Maiduguri, Nigeria
- A bomb in a van carrying charcoal exploded in a busy market in north-east
Nigeria on Tuesday, killing at least 20 people in the latest suspected attack
by Islamist militants, witnesses said.
No one immediately
claimed responsibility for the blast. But in recent months, the Islamist group
Boko Haram has embarrassed President Goodluck Jonathan's government with a
spate of bombings and spectacular raids, mostly in northeast Nigeria, including
the mid-April abduction of more than 200 schoolgirls.
The military said
earlier on Tuesday that it had arrested a number of suspected Boko Haram
collaborators including a Maiduguri businessman it said was involved in the
abduction of the schoolgirls.
Boko Haram has
also struck at Abuja, the capital of Africa's biggest economy, with three
bombings in three months.
Nigeria's defence
headquarters said in a statement on its Twitter account that “a van loaded with
charcoal and IED exploded” in Maiduguri's Monday Market on Tuesday. IED means
an improvised explosive device.
Musa Sumail, a
local human rights activist in Maiduguri who reports on the violence there,
told Reuters he counted 20 bodies at the scene of the market explosion.
“Many people died,
mostly drivers of taxis that were packed near the roundabout,” a witness,
trader Modu Ba'ana, said.
A separate
explosion at a busy intersection in the north Nigerian city of Kaduna on
Tuesday evening around 8.30pm (19h30 GMT) wounded two people but caused no
deaths, police said.
The city lies
along Nigeria's “Middle Belt”, where its largely Christian south and Muslim
north meet, and it has been targeted by Boko Haram in the past.
Nigeria's military
said in a statement that the businessman it had arrested had helped the
Islamist militant group plan several attacks, including the killing of a
traditional ruler, the Emir of Gwoza.
Two women were
also arrested, one of whom was accused of coordinating payments to other
“operatives”.
A year-old
military offensive against Boko Haram has so far failed to crush the rebels,
despite recent assistance in training, intelligence and surveillance from the
United States and other Western allies of Jonathan's government.
Boko Haram says it
wants to establish an Islamist state in Africa's top oil producer, and the
insurgency has killed thousands since 2009, destabilising much of the
north-east.
The April
abduction of 276 school girls from Chibok in Borno State - 219 of whom remain
in captivity - has become a symbol of the government's powerlessness to protect
civilians.
Defence spokesman
Major-General Chris Olukolade said in the statement the arrested man used his
membership of a pro-government vigilante group “as a cover, while remaining an
active terrorist”.
“His main role in
the group is to spy and gather information for the terrorists,” he added.
Olukolade said the
man had coordinated several deadly attacks in Maiduguri since 2011, including
on customs and military locations as well as planting improvised bombs.
Violence has been
relentless in north-east Nigeria in particular, with hundreds killed in the
past two months, but its economic impact has been limited because most of the
unrest is in Nigeria's poorest, least productive region.
Finance Minister
Ngozi Okonjo-Iweala said on Tuesday that Boko Haram would knock half a
percentage point off the country's economic growth like last year, but
investors had not been put off.
On Sunday, the
Chibok community was attacked again in three places.
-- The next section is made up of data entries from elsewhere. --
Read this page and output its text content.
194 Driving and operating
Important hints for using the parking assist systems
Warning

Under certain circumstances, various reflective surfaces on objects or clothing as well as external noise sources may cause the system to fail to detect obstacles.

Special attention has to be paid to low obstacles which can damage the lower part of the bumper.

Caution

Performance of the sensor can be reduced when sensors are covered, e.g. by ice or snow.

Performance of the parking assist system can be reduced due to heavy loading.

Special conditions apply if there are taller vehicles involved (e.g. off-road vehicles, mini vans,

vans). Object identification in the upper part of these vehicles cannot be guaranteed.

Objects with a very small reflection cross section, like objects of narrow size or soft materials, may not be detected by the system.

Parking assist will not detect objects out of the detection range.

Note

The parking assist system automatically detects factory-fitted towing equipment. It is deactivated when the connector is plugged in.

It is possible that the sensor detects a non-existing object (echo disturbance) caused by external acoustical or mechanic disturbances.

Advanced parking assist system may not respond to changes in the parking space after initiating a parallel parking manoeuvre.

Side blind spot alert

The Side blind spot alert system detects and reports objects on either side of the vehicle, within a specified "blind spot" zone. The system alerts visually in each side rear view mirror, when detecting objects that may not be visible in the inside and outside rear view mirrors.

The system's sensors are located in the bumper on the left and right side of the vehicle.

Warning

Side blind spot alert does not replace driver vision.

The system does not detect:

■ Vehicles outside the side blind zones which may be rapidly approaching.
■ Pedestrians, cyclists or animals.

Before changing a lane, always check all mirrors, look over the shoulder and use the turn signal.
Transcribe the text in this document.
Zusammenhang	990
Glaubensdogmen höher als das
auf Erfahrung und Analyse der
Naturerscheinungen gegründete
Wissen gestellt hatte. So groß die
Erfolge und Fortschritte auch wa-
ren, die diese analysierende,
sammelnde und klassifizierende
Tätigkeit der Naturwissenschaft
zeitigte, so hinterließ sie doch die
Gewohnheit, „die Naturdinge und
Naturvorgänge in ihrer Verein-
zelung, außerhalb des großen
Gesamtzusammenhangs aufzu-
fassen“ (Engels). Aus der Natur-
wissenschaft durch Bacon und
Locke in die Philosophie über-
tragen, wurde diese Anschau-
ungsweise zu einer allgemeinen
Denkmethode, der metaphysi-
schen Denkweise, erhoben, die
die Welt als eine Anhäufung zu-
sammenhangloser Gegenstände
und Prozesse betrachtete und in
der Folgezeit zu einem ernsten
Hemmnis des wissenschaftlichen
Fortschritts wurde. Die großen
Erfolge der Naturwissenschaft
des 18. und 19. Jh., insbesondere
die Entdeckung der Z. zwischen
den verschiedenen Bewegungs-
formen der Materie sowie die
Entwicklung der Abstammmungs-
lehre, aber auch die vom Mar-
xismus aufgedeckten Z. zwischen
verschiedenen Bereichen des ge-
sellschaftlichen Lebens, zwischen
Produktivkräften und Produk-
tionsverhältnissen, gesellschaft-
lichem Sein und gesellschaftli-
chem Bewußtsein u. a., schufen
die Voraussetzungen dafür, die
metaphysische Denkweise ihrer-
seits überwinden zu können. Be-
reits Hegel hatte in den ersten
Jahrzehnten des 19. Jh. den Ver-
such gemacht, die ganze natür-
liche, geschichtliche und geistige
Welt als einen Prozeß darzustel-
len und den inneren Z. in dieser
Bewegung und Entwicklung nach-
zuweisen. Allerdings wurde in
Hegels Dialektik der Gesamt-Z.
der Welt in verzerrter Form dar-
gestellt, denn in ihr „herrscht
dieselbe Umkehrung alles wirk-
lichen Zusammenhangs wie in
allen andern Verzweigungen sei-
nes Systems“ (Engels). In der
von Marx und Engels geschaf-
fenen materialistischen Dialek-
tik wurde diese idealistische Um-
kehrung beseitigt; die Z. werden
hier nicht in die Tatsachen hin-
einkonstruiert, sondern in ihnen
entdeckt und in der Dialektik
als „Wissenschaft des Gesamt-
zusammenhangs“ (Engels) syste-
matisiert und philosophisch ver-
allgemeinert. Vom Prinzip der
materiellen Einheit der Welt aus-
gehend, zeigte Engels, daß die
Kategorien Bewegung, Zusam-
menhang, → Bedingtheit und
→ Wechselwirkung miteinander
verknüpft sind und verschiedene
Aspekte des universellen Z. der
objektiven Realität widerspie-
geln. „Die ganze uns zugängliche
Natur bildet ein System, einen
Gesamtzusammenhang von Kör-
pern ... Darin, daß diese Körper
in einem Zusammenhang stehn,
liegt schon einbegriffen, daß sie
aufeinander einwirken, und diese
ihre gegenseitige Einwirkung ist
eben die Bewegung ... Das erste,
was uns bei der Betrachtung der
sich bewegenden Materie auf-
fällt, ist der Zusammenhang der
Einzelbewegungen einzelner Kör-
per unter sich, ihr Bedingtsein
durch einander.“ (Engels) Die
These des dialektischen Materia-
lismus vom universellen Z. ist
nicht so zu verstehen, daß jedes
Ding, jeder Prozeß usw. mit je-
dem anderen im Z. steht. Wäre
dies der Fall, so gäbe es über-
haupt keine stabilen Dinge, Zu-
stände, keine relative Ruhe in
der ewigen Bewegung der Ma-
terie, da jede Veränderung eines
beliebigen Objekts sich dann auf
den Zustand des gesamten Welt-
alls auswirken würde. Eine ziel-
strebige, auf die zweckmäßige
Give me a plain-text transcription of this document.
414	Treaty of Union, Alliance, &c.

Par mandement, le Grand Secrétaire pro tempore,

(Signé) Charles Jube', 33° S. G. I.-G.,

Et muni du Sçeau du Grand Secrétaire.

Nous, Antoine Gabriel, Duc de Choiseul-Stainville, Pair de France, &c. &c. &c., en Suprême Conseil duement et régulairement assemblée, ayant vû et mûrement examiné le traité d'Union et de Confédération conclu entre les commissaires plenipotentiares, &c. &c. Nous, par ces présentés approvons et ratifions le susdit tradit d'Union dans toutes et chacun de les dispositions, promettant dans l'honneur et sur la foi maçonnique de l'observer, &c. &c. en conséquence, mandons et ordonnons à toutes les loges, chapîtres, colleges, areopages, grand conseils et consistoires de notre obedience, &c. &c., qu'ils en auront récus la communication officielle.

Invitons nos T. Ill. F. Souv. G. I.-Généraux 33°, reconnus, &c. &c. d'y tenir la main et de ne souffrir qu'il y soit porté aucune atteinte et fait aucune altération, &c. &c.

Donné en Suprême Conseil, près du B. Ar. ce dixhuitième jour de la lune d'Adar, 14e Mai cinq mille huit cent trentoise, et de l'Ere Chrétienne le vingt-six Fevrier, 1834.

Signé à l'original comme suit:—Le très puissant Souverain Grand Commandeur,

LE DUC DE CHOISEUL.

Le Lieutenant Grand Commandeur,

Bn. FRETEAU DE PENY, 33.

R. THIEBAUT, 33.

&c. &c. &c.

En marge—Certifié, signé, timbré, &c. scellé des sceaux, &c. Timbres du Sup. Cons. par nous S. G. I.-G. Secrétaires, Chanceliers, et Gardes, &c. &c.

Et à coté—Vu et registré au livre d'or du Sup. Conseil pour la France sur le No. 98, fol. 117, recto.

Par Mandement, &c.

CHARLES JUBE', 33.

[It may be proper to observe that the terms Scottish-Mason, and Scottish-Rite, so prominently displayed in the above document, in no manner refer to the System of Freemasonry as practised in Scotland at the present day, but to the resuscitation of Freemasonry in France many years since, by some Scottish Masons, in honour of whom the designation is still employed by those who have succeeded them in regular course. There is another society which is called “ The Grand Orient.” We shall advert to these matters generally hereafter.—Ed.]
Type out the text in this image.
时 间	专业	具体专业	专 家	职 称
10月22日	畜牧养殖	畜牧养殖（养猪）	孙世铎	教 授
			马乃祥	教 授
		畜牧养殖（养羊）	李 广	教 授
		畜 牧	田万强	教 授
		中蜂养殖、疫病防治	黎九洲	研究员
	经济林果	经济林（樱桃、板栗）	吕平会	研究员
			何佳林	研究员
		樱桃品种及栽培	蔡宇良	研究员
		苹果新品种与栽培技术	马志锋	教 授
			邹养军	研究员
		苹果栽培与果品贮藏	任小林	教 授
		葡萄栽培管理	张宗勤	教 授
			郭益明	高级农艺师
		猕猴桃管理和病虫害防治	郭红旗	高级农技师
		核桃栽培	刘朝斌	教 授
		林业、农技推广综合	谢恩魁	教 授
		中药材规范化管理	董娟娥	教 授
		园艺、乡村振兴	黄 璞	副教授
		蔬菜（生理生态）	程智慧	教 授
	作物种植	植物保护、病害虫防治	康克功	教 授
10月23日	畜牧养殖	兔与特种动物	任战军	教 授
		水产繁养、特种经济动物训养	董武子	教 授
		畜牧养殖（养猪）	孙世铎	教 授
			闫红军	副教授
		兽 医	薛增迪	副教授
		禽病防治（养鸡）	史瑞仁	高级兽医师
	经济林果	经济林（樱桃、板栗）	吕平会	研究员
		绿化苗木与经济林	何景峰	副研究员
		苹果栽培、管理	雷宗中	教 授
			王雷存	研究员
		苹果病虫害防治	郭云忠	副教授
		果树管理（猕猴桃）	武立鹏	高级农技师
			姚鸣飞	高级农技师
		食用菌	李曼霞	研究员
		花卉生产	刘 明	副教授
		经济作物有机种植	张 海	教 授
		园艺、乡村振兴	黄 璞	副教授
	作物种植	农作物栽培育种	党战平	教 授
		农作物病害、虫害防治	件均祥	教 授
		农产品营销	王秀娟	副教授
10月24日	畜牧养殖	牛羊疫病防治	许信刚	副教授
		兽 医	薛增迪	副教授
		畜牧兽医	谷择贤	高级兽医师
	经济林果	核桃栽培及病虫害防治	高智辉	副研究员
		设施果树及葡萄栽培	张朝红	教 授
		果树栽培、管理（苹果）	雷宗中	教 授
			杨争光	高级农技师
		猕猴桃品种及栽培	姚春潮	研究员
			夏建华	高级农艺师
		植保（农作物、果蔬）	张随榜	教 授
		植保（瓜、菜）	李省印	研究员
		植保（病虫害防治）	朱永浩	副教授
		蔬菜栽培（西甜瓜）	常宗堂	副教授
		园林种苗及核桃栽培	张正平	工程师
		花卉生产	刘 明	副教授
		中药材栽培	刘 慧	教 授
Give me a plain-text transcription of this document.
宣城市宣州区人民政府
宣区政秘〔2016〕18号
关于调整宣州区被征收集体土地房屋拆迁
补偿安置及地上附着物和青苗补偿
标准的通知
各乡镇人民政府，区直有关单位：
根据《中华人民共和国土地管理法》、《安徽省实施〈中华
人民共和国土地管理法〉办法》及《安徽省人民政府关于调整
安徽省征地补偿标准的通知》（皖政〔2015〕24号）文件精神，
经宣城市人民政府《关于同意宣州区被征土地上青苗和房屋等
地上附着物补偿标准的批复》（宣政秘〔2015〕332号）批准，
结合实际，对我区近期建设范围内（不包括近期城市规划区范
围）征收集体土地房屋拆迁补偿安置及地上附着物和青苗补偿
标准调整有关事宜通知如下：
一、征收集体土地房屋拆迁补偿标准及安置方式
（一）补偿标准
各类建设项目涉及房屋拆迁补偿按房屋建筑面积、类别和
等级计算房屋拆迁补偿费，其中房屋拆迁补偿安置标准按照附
Militants opened fire on
churches and homes, killing dozens and burning houses to the ground.
The militants are
extending their reach beyond their remote northeastern heartlands. A bomb in an
upmarket shopping district of the capital Abuja killed 21 people last week, the
third attack on the capital in three months.
Boko Haram's
reliance on local sources of financing, such as ransoms from kidnapping,
robberies and looting, and their use of human couriers to move cash has made
the group's sources of funding difficult to track and choke off.